Pret A Manger has been blamed for its “inadequate” labeling of allergens in its food after a teenage girl died from an allergic reaction to a baguette.
Natasha Ednan-Laperouse, who had numerous allergies, went into cardiac arrest and died after eating the chain’s baguette sandwich with artichoke, olive, and tapenade in July 2016. She was 15.
An inquest in the UK, where Ednan-Laperouse bought the baguette, concluded Friday that Pret had not properly warned her of what she was about to eat.
The baguette contained sesame seeds — to which Ednan-Laperouse was allergic — but it was not labeled on the sandwich’s packaging, the BBC reported.
Ednan-Laperouse bought the sandwich at Heathrow Airport before flying to France on summer holiday.
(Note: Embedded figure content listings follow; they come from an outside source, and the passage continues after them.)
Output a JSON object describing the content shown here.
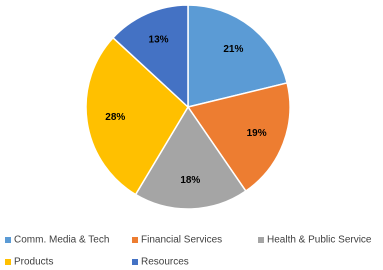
{
  "chart_data": {
    "type": "pie",
    "categories": [
      "Comm. Media & Tech",
      "Financial Services",
      "Health & Public Service",
      "Products",
      "Resources"
    ],
    "values": [
      21,
      19,
      18,
      28,
      13
    ],
    "value_labels": [
      "21%",
      "19%",
      "18%",
      "28%",
      "13%"
    ],
    "colors": [
      "#5b9bd5",
      "#ed7d31",
      "#a5a5a5",
      "#ffc000",
      "#4472c4"
    ],
    "legend": "bottom"
  }
}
She collapsed about 20 minutes into the flight, went into cardiac arrest, and died within hours.
A video published by The Telegraph showed Ednan-Laperouse on her flight to France shortly before her death.
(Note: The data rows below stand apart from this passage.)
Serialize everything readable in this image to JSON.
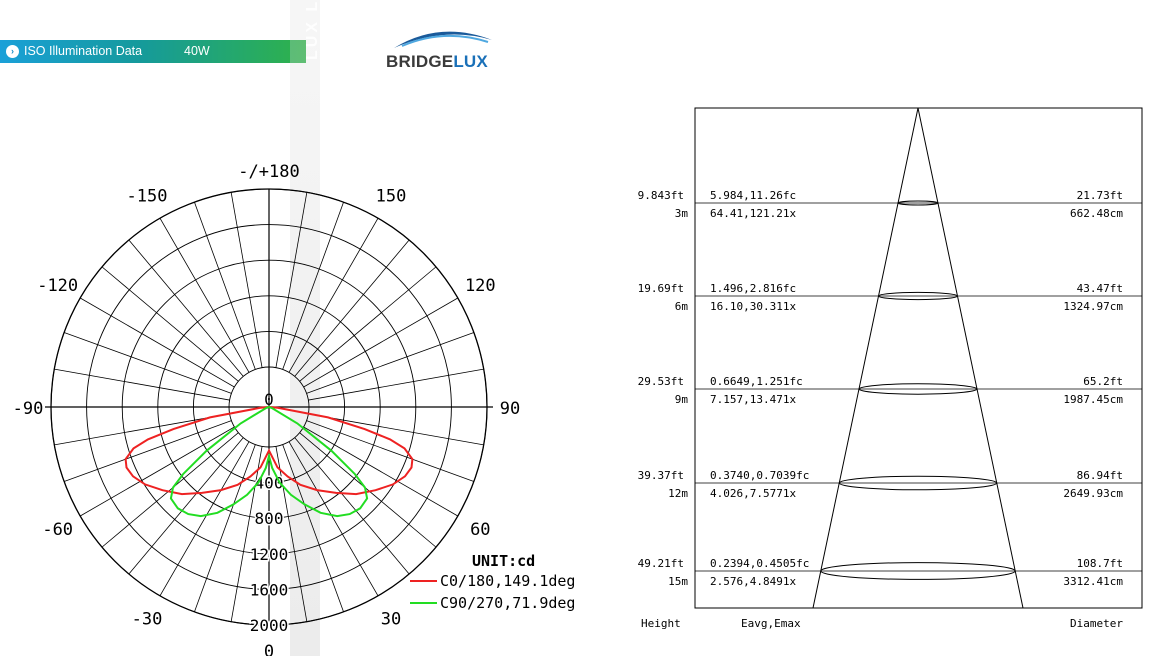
{
  "banner": {
    "title": "ISO Illumination  Data",
    "power": "40W",
    "bullet_icon": "chevron-right-icon"
  },
  "logo": {
    "text_main": "BRIDGE",
    "text_accent": "LUX",
    "mark": "®",
    "accent_color": "#1a70b8"
  },
  "watermark": {
    "text": "LUX LIGHTING"
  },
  "chart_data": [
    {
      "type": "polar",
      "unit_label": "UNIT:cd",
      "radial_ticks": [
        0,
        400,
        800,
        1200,
        1600,
        2000
      ],
      "r_max": 2000,
      "angle_labels": [
        {
          "deg": 180,
          "text": "-/+180"
        },
        {
          "deg": -150,
          "text": "-150"
        },
        {
          "deg": 150,
          "text": "150"
        },
        {
          "deg": -120,
          "text": "-120"
        },
        {
          "deg": 120,
          "text": "120"
        },
        {
          "deg": -90,
          "text": "-90"
        },
        {
          "deg": 90,
          "text": "90"
        },
        {
          "deg": -60,
          "text": "-60"
        },
        {
          "deg": 60,
          "text": "60"
        },
        {
          "deg": -30,
          "text": "-30"
        },
        {
          "deg": 30,
          "text": "30"
        },
        {
          "deg": 0,
          "text": "0"
        }
      ],
      "series": [
        {
          "name": "C0/180,149.1deg",
          "color": "#ee2222",
          "points": [
            [
              -85,
              80
            ],
            [
              -80,
              550
            ],
            [
              -77,
              900
            ],
            [
              -75,
              1150
            ],
            [
              -73,
              1300
            ],
            [
              -70,
              1400
            ],
            [
              -67,
              1420
            ],
            [
              -63,
              1400
            ],
            [
              -58,
              1340
            ],
            [
              -52,
              1240
            ],
            [
              -45,
              1130
            ],
            [
              -38,
              1000
            ],
            [
              -30,
              880
            ],
            [
              -22,
              770
            ],
            [
              -15,
              660
            ],
            [
              -8,
              560
            ],
            [
              0,
              400
            ],
            [
              8,
              560
            ],
            [
              15,
              660
            ],
            [
              22,
              770
            ],
            [
              30,
              880
            ],
            [
              38,
              1000
            ],
            [
              45,
              1130
            ],
            [
              52,
              1240
            ],
            [
              58,
              1340
            ],
            [
              63,
              1400
            ],
            [
              67,
              1420
            ],
            [
              70,
              1400
            ],
            [
              73,
              1300
            ],
            [
              75,
              1150
            ],
            [
              77,
              900
            ],
            [
              80,
              550
            ],
            [
              85,
              80
            ]
          ]
        },
        {
          "name": "C90/270,71.9deg",
          "color": "#22dd22",
          "points": [
            [
              -70,
              30
            ],
            [
              -60,
              300
            ],
            [
              -55,
              700
            ],
            [
              -52,
              1000
            ],
            [
              -50,
              1150
            ],
            [
              -47,
              1230
            ],
            [
              -42,
              1250
            ],
            [
              -37,
              1230
            ],
            [
              -32,
              1180
            ],
            [
              -26,
              1080
            ],
            [
              -20,
              950
            ],
            [
              -14,
              830
            ],
            [
              -8,
              700
            ],
            [
              -3,
              560
            ],
            [
              0,
              450
            ],
            [
              3,
              560
            ],
            [
              8,
              700
            ],
            [
              14,
              830
            ],
            [
              20,
              950
            ],
            [
              26,
              1080
            ],
            [
              32,
              1180
            ],
            [
              37,
              1230
            ],
            [
              42,
              1250
            ],
            [
              47,
              1230
            ],
            [
              50,
              1150
            ],
            [
              52,
              1000
            ],
            [
              55,
              700
            ],
            [
              60,
              300
            ],
            [
              70,
              30
            ]
          ]
        }
      ]
    },
    {
      "type": "table",
      "beam_angle_deg": 149.1,
      "rows": [
        {
          "height_ft": "9.843ft",
          "height_m": "3m",
          "fc": "5.984,11.26fc",
          "lx": "64.41,121.21x",
          "dia_ft": "21.73ft",
          "dia_cm": "662.48cm"
        },
        {
          "height_ft": "19.69ft",
          "height_m": "6m",
          "fc": "1.496,2.816fc",
          "lx": "16.10,30.311x",
          "dia_ft": "43.47ft",
          "dia_cm": "1324.97cm"
        },
        {
          "height_ft": "29.53ft",
          "height_m": "9m",
          "fc": "0.6649,1.251fc",
          "lx": "7.157,13.471x",
          "dia_ft": "65.2ft",
          "dia_cm": "1987.45cm"
        },
        {
          "height_ft": "39.37ft",
          "height_m": "12m",
          "fc": "0.3740,0.7039fc",
          "lx": "4.026,7.5771x",
          "dia_ft": "86.94ft",
          "dia_cm": "2649.93cm"
        },
        {
          "height_ft": "49.21ft",
          "height_m": "15m",
          "fc": "0.2394,0.4505fc",
          "lx": "2.576,4.8491x",
          "dia_ft": "108.7ft",
          "dia_cm": "3312.41cm"
        }
      ],
      "col_labels": {
        "height": "Height",
        "illum": "Eavg,Emax",
        "diameter": "Diameter"
      }
    }
  ]
}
A coroner’s court in London found on Friday that the teen died of anaphylaxis — a serious reaction to a trigger, like an allergy. It’s also known as an anaphylactic shock.
The coroner, Dr Sean Cummings, said that Pret A Manger’s allergy labeling was “inadequate,” ITV News reported.
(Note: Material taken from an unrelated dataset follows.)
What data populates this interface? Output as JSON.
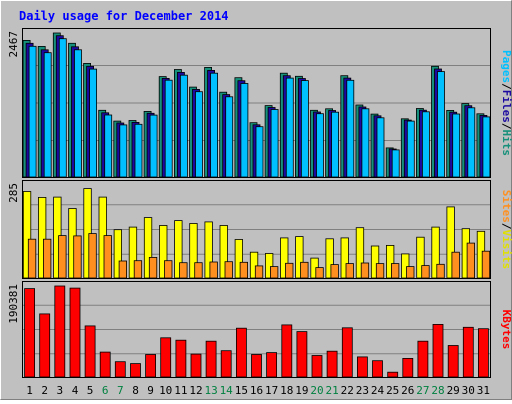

He added: “There was no specific allergen information on the baguette packaging or on the (food display cabinet) and Natasha was reassured by that.”
British coroner courts aim to determine the cause of a person’s death, but do not attribute responsibility.
Earlier in the week the coroner heard that Pret A Manger received nine complaints of sesame-related allergy incidents in 2015, including six involving its baguettes, but did not list it as an ingredient on product-shelf tickets.
Business Insider understands that at the time of Ednan-Laperouse’s death, Pret A Manager had been in the process of making allergen information clearer to customers. The chain now lists all allergens, including sesame, on product-shelf tickets in the UK.
UK food-labeling regulations do not require restaurants that make and package food onsite, like Pret A Manger, to label allergen information on each individual product, according to the BBC.
But Cummings said earlier this week, as cited by ITV News: “It seems a little strange a local sandwich shop could benefit from that regulation but an organisation that sells 218 million items [a year] should also benefit from that regulation.”
Cumming said on Friday that he would write a report to the UK government on his concerns about allergen labeling laws, ITV News reported.
Ednan-Laperouse’s father, Nadim Ednan-Laperouse, said earlier this week his daughter foamed at the mouth and said she couldn’t breathe during the reaction which killed her, according to Sky News.
Those symptoms persisted even after he administered two EpiPen shots to his daughter and a doctor performed CPR for her throughout the flight, Nadim Ednan-Laperouse said.
The Ednan-Laperouse family said on Friday that food labeling laws were “playing Russian roulette with our daughter’s life.”
“Our beloved daughter died in a tragedy that should never have happened and we believe that this inquest has shown that she died because of inadequate food labeling laws,” they said in a statement on Friday.
“It feels to us that if Pret A Manger were following the law, then the law was playing Russian roulette with our daughter’s life. It’s clear that the food labeling laws as they stand today are not fit for purpose and it is now time to change the law.
Clive Schlee, the chief executive of Pret A Manger, said in a statement to Business Insider:
“We are deeply sorry for Natasha’s death. We cannot begin to comprehend the pain her family have gone through and the grief they continue to feel.
“We have heard everything the Coroner and Natasha’s family have said this week. And we will learn from this.
“All of us at Pret want to see meaningful change come from this tragedy. We will make sure that it does.”